Jesus is not looking for disciples who reject the world. He is calling disciples to invest in the Kingdom of God. Disciples who use what they have been given to build something that does not rust, something that is not subject to inflation.
That’s what storing up treasure in heaven means. It doesn’t mean living detached from the world; it means living unafraid. It means holding things loosely and joyfully. It means refusing to let fear keep you from loving God.
Jesus is not mad at you for having wealth; he’s just tired of seeing it break your heart.

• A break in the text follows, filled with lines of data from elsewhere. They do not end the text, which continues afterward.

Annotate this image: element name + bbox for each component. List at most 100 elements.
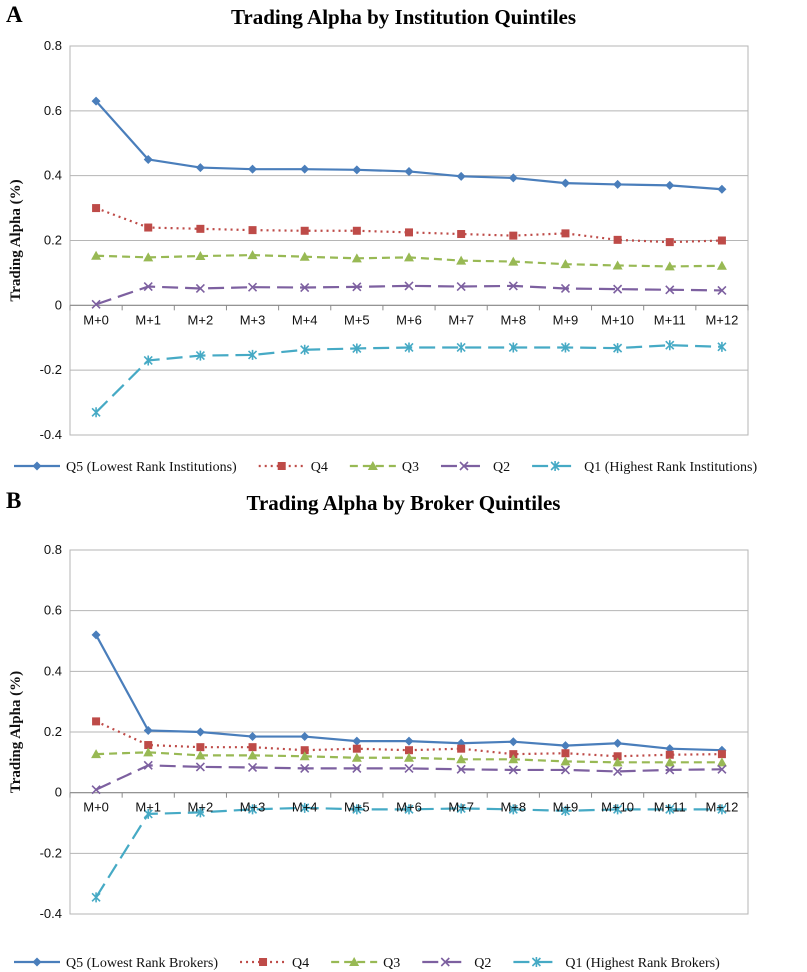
data-point: [508, 342, 518, 353]
panel-letter: A: [6, 2, 23, 27]
data-point: [456, 342, 466, 353]
data-point: [456, 803, 466, 814]
data-point: [716, 260, 727, 270]
series: [91, 96, 727, 194]
data-point: [247, 250, 258, 260]
legend-marker: [32, 461, 42, 471]
data-point: [91, 785, 101, 795]
data-point: [91, 250, 102, 260]
x-tick-label: M+1: [135, 312, 161, 327]
data-point: [300, 282, 310, 293]
data-point: [560, 765, 571, 775]
data-point: [665, 744, 675, 754]
panel-b: B Trading Alpha by Broker Quintiles -0.4…: [0, 486, 807, 972]
data-point: [143, 252, 154, 262]
x-tick-label: M+11: [654, 312, 686, 327]
data-point: [613, 343, 623, 354]
data-point: [560, 741, 570, 751]
data-point: [352, 736, 362, 746]
x-tick-label: M+12: [705, 312, 738, 327]
data-point: [508, 804, 518, 815]
series: [92, 717, 726, 761]
data-point: [404, 166, 414, 176]
legend-label: Q1 (Highest Rank Institutions): [584, 460, 757, 475]
legend-label: Q4: [311, 460, 328, 475]
data-point: [560, 342, 571, 353]
legend-label: Q3: [383, 956, 400, 971]
legend-label: Q5 (Lowest Rank Brokers): [66, 956, 218, 971]
data-point: [613, 284, 623, 294]
y-tick-label: -0.4: [40, 427, 62, 442]
data-point: [195, 163, 205, 173]
data-point: [457, 744, 466, 753]
data-point: [143, 154, 153, 164]
data-point: [560, 259, 571, 269]
data-point: [195, 762, 205, 772]
data-point: [508, 765, 518, 775]
x-tick-label: M+10: [601, 800, 634, 815]
data-point: [612, 260, 623, 270]
data-point: [404, 763, 414, 773]
data-point: [612, 757, 623, 767]
y-tick-label: -0.4: [40, 906, 62, 921]
data-point: [405, 228, 413, 237]
x-tick-label: M+6: [396, 800, 422, 815]
x-tick-label: M+6: [396, 312, 422, 327]
data-point: [352, 343, 362, 354]
panel-a: A Trading Alpha by Institution Quintiles…: [6, 2, 757, 475]
data-point: [247, 804, 258, 815]
y-tick-label: 0.2: [44, 233, 62, 248]
data-point: [665, 804, 675, 815]
data-point: [404, 752, 414, 762]
data-point: [613, 752, 622, 761]
data-point: [509, 231, 518, 240]
data-point: [613, 179, 623, 189]
y-tick-label: -0.2: [40, 362, 62, 377]
data-point: [456, 255, 467, 265]
y-tick-label: 0.8: [44, 542, 62, 557]
data-point: [300, 344, 310, 355]
data-point: [300, 732, 310, 742]
legend-label: Q1 (Highest Rank Brokers): [565, 956, 720, 971]
y-tick-label: 0.8: [44, 38, 62, 53]
data-point: [352, 226, 361, 235]
data-point: [299, 251, 310, 261]
legend-marker: [440, 957, 450, 967]
data-point: [717, 804, 727, 815]
x-tick-label: M+11: [654, 800, 686, 815]
data-point: [196, 743, 205, 752]
legend-label: Q4: [292, 956, 309, 971]
data-point: [300, 746, 309, 755]
series: [91, 281, 727, 309]
data-point: [247, 282, 258, 292]
data-point: [404, 804, 414, 815]
data-point: [560, 283, 571, 294]
data-point: [195, 727, 205, 737]
data-point: [664, 757, 675, 767]
x-tick-label: M+5: [344, 800, 370, 815]
panel-letter: B: [6, 488, 22, 513]
legend-label: Q2: [493, 460, 510, 475]
line-chart-b: -0.4 -0.2 0 0.2 0.4 0.6 0.8 M+0 M+1 M+2 M+3 M+4 M+5 M…: [8, 542, 749, 971]
data-point: [404, 252, 414, 262]
line-chart-a: -0.4 -0.2 0 0.2 0.4 0.6 0.8 M+0 M+1 M+2 M+3 M+4 M+5 M…: [8, 38, 757, 475]
data-point: [91, 630, 101, 640]
data-point: [508, 281, 518, 291]
series-line: [95, 634, 722, 752]
x-tick-label: M+5: [344, 312, 370, 327]
series: [91, 340, 727, 418]
series-line: [95, 284, 722, 306]
data-point: [509, 750, 518, 759]
data-point: [91, 892, 101, 903]
data-point: [665, 285, 675, 295]
data-point: [561, 749, 570, 758]
data-point: [508, 173, 518, 183]
data-point: [404, 281, 414, 291]
legend-marker: [32, 957, 42, 967]
y-tick-label: 0.2: [44, 724, 62, 739]
data-point: [665, 765, 675, 775]
x-tick-label: M+4: [292, 800, 318, 815]
y-tick-label: -0.2: [40, 845, 62, 860]
data-point: [299, 751, 310, 761]
y-axis-label: Trading Alpha (%): [8, 671, 24, 793]
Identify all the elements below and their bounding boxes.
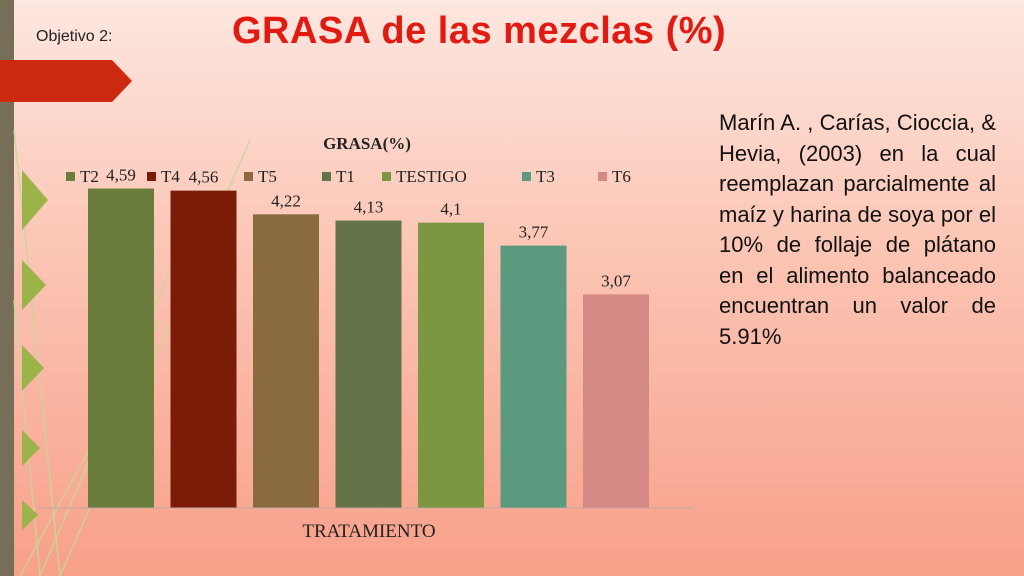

So here is the invitation again: “Where your treasure is, there your heart will be also.”[ix] The question is not what do you own. The question is, what owns you?
And if the answer is not Jesus, then it might be time to let some things go, not because you’re being punished, but because God wants to set you free.
You were not made to hoard. You were made to give. You were not made to store. You were made to shine. You were not made to serve wealth. You were made to follow Christ.
So run not toward what will rot, but toward the only reward that will echo into eternity. And when you are there, when the race is over, may you hear the only words worth hearing, “Well done.”
[i] Matthew 6:19
[ii] Matthew 6:21
[iii] Bonhoeffer, Dietrich. The Cost of Discipleship. “The Simplicity of the Carefree Life.”
[iv] Matthew 6:22
[v] Bonhoeffer.
[vi] Mathew 6:24
[vii] Bonhoeffer.
[viii] Bruner, Frederick. Matthew a Commentary, The Christbook: Matthew 1-12, Vol 1. 2004.